Bhaswati Ghosh’s Victory Colony, 1950, is a portrait of resilience and a testament to humanity. The novel set in eastern India in the aftermath of the partition is essentially the story of refugees. But it is also much more than that. It is a tale of finding home, warmth and love in the most adverse of conditions. Bereft of the home they left behind, the refugees struggle to build something of their own, all the while tackling the label attached to them and the weight it carries.
The novel follows a linear structure, but with interspersing storylines. The stories from the camp are told to us through the voices of Amala, who is herself a refugee, and Manas, a volunteer who is constantly battling his privilege to find a sense of belonging among the people he encounters at the camp. The narrative voice jumps between both, thereby giving us a picture of the entirely different worlds they inhabit. The budding relationship between the two forms another heartwarming plot. Privilege, caste, status are all silent partners in their story. Amala’s search for her lost brother, along with snippets from her past life, stands in stark contrast to Manas’ stories of his aristocratic family and his disposition. A host of powerful women characters, who are go-getters and sometimes, even the sole breadwinners of the family, dominates the novel.

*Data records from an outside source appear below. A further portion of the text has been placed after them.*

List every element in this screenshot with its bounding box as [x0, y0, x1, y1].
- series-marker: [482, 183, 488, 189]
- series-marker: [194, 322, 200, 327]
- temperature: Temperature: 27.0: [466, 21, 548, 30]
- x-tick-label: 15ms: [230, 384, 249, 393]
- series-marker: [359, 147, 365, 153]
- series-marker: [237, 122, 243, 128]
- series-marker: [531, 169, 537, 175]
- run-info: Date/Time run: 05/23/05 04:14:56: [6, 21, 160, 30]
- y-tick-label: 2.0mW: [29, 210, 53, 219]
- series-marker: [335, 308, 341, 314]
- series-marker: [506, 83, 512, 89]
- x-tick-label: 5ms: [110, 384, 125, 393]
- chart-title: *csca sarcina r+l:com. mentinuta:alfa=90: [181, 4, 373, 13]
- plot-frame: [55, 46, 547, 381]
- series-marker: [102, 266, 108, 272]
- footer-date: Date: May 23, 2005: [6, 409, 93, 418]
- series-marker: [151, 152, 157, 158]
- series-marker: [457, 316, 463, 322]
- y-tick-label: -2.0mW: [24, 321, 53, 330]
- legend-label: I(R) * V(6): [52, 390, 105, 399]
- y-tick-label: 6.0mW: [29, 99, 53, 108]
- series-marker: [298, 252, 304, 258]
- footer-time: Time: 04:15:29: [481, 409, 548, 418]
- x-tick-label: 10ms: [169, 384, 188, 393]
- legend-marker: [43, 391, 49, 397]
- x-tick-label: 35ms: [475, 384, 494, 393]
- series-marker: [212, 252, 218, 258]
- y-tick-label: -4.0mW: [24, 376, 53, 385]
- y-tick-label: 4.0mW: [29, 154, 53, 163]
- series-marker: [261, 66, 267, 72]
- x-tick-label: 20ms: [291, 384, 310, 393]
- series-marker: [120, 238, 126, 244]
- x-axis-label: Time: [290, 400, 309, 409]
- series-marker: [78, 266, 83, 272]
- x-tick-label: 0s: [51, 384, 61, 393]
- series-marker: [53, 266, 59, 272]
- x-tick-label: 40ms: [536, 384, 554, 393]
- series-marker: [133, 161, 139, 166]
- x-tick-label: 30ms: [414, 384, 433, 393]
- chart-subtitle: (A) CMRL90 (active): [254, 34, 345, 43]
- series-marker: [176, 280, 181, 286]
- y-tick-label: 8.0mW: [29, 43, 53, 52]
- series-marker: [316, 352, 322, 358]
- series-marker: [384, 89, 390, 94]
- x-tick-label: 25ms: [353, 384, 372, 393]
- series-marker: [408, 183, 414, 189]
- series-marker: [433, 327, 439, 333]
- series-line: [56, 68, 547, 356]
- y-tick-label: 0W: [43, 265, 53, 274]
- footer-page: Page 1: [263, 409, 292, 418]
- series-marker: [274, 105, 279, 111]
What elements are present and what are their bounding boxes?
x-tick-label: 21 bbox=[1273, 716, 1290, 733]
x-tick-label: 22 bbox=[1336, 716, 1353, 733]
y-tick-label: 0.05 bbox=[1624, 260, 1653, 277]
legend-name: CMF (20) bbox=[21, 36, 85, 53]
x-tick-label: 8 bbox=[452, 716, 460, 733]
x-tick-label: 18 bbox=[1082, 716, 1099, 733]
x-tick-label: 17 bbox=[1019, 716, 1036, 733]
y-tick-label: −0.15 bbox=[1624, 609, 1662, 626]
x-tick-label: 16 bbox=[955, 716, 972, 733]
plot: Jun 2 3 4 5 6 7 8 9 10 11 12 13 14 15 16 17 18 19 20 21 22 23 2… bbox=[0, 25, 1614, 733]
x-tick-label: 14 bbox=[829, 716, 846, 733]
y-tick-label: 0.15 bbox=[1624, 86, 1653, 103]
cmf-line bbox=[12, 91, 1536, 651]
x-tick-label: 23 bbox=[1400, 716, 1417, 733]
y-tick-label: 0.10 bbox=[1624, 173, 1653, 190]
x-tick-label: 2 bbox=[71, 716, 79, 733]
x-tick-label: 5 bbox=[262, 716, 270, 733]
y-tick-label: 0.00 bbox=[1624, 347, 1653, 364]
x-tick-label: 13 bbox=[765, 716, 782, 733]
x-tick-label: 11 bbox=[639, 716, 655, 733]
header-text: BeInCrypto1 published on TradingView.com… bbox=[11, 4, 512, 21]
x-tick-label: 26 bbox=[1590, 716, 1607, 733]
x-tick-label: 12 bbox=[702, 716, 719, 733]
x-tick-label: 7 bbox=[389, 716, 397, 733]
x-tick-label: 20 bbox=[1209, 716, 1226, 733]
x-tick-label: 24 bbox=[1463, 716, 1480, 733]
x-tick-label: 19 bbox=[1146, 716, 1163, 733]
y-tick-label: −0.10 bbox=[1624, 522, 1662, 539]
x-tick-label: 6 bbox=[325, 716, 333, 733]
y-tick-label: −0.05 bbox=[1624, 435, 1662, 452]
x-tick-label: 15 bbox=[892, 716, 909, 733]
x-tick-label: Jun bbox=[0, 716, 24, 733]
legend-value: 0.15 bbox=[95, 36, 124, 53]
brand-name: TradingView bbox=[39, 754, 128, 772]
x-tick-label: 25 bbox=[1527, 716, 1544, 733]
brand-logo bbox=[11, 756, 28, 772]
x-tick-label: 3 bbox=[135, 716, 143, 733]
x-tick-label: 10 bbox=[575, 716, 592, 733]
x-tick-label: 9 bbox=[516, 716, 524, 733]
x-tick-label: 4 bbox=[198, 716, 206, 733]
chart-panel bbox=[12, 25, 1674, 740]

The initial clamour of the railway station in the first scene unsettles the reader much like the characters. This chaos remains with the reader even after the very end. Ghosh is careful of not fully allowing her readers to ease into familiarity. Unexpected events scattered throughout the narrative throw us off. In a way, it almost feels as if the author is trying to convey that the suffering of the migrants will be unfathomable to us, no matter how hard we sympathize or empathize. The end of the novel feels a bit rushed as conflicts that lasted throughout are solved within a few scenes. For instance, Amala’s quest for her brother ends too soon and too conveniently.
The Bengal of the 1950s pans out vividly before us; its soul captured through the places, the food, the transport, and the people. The power of Ghosh’s writing is such that each scene comes alive in front of our eyes. Language and food are the central agencies Ghosh employs to bring forth the Calcutta of her vision. These two are incidentally also the tools she uses to convey loss. Amala’s longing for the language and food of her lost home conveys a deep sense of pain and anguish. Ghosh’s insistence on the use of Bengali/Bangla in between conversations and in describing certain objects not only brushes away the monotony of English but also invokes the soul of Calcutta in the readers.
There is much scope to turn the novel into a harrowing and haunting tale, but Ghosh subverts it to a heartwarming story of resilience, hope and courage, all the while remaining true to what she intended to portray. Triggered memories and bouts of madness give us subtle glimpses into the trauma felt by the characters. Instead of agony taking over, the focus is on their acts of overcoming these painful reminiscences. Poverty, loss, death and grief take the back seat as the people in the camp collectively come together to hope, love and forget.
We read and hear stories of refugees, the crisis that triggers an exodus; we watch in horror as people are displaced from their lands, robbed of their livelihoods and snatched away from their loved ones. Likewise, the stories of partition are aplenty, recounted every year at the respective commemorative days. What we fail to do is empathize and recognize. Victory Colony, 1950, gives those nameless and faceless entities an identity and humaneness that we often willingly fail to perceive.